Petrochemicals at IME Hit a Snag

Petrochemicals at IME Hit a Snag   Petrochemicals at IME Hit a Snag

A new directive by the ministry of industry, mine, and trade calls for petrochemical products to be offered in the Iran Mercantile Exchange (IME) in a bid to bring transparency and balance the market; however, a subsection therein is apparently having a negative impact on the process.

Companies seeking transparency would support offering their products at actual prices at the IME, Abdolkarim Ebrahimi, member of the parliament's budget and planning committee was quoted by IRNA as saying on Sunday.

"Supplying products at the mercantile exchange will elucidate all aspects of a company's operations, including production, sales, and revenues, and this is a significant advantage of the bourse," the official said, noting that part of the new regulation counters its raison d'être, that is providing transparency.

According to the regulation, all petrochemical products should be offered in the bourse at their actual prices. The regulation was implemented, engendering positive results for the petrochemical industry so far. However, a subsection included in the directive stipulates for withdrawal of petrochemical companies from the bourse, allowing them to continue trading outside the IME. This indicates that some big petrochemical companies are resisting the transparent supply of their products.

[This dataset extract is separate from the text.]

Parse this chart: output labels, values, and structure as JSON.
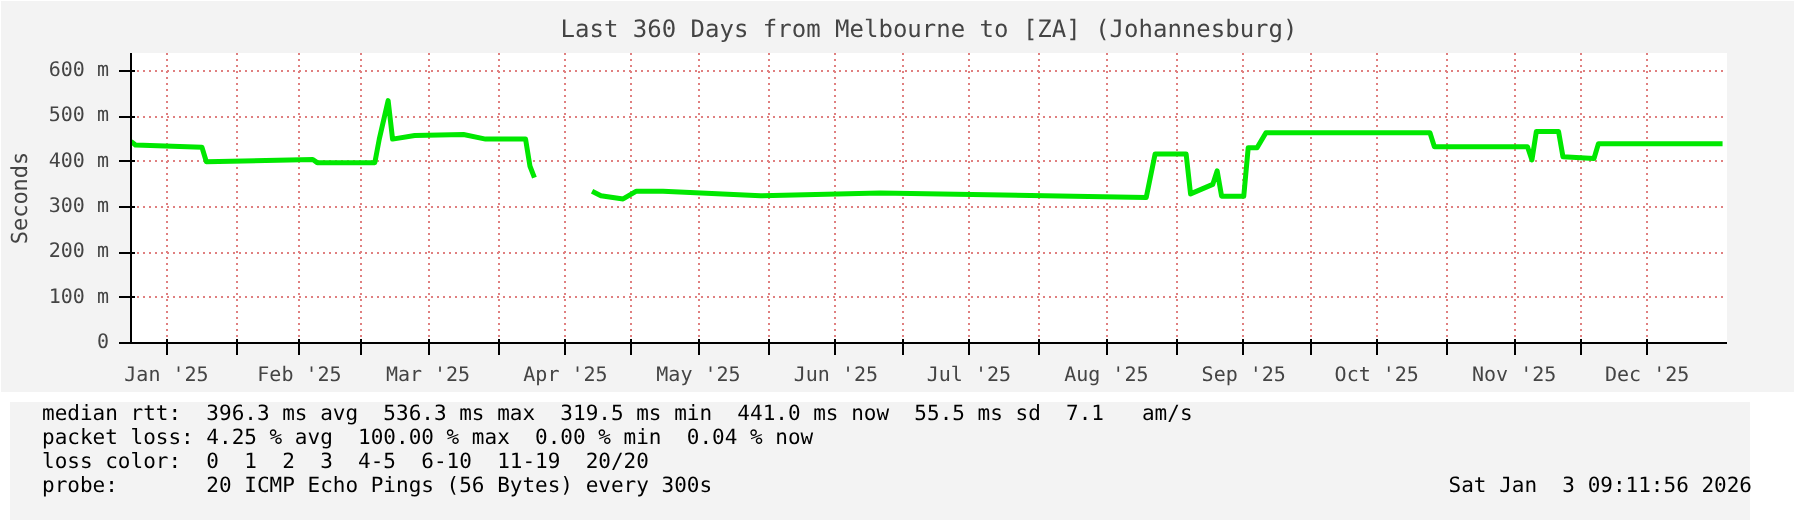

The subsection provides for supply of petrochemicals in the free market if they were not sold in the bourse after having been offered twice. The subsection, thus, provides means of evasion and spurns transparency. Giving petrochemical complexes the means to trade in the free market, it contributes to fraudulent arrangements. Given the lack of comprehensive scrutiny in free market, the first and foremost consequence of supplying petrochemical products out of the bourse could be tax evasion, Ebrahimi noted.

"The petrochemical market would have been free and competitive, the same as steel market, were the authorities determined that products must be transparently offered at the bourse, and had the decisions not been made to the benefit of a selected few," he added. "This would have been in the national interest."

  New Petrochem Contracts

Iran plans to launch new petrochemical contracts on the Iranian Oil Bourse on Kish Island and is trying to promote existing and planned contracts, market sources told Platts.

A forum to explain the contracts and the procedures for carrying out transactions on the exchange has been scheduled for May 28 at the Shangri La Hotel in Dubai.

"We plan to launch aromatics and polymers contracts. Plans for more contracts will be disclosed at the forum in late May," a source familiar with the matter said.  Iran already has several petrochemical contracts ranging from polymers like HDPE and LDPE, and aromatics like orthoxylene and paraxylene offered on the IME.

  Financial Hurdle

Prominent traders based in Dubai said that the exchange authorities will first need to define clearly the means of financial transaction on the bourse to be able to attract interest. "We have hardly go access to the existing petrochemical contracts at the IME in Tehran. This is because the banks refuse to finance such deals," said one of the largest traders of Iranian petrochemical products, who is based in Dubai.

"So unless there are new means for ensuring a safe financial transaction, we will not be able to trade at the exchange."

"If it's physically backed contracts that the exchange plans to launch then there are several issues to be looked into. Like which vessels will take delivery as sanctions on Iranian shipping industry make financing difficult," another Dubai-based trader said.

"There are solutions to these problems and they will be discussed during the May conference," a source close to the forum's organizing committee said. The forum will be organized under the auspices of the Iran Business Council in Dubai.

Financial sanctions spearheaded by the US were imposed on Iran to curb the country's nuclear program, which the West claims is geared to military use. Iran insists its program is entirely peaceful. Iran and the P5+1 group (five permanent members of the UN Security Council, namely United States, Russia, China, United Kingdom, and France, plus Germany) have been holding marathon talks over the past year to thrash out a mutually acceptable comprehensive deal. They have until the end of a self-imposed deadline of July 1st to reach a final deal.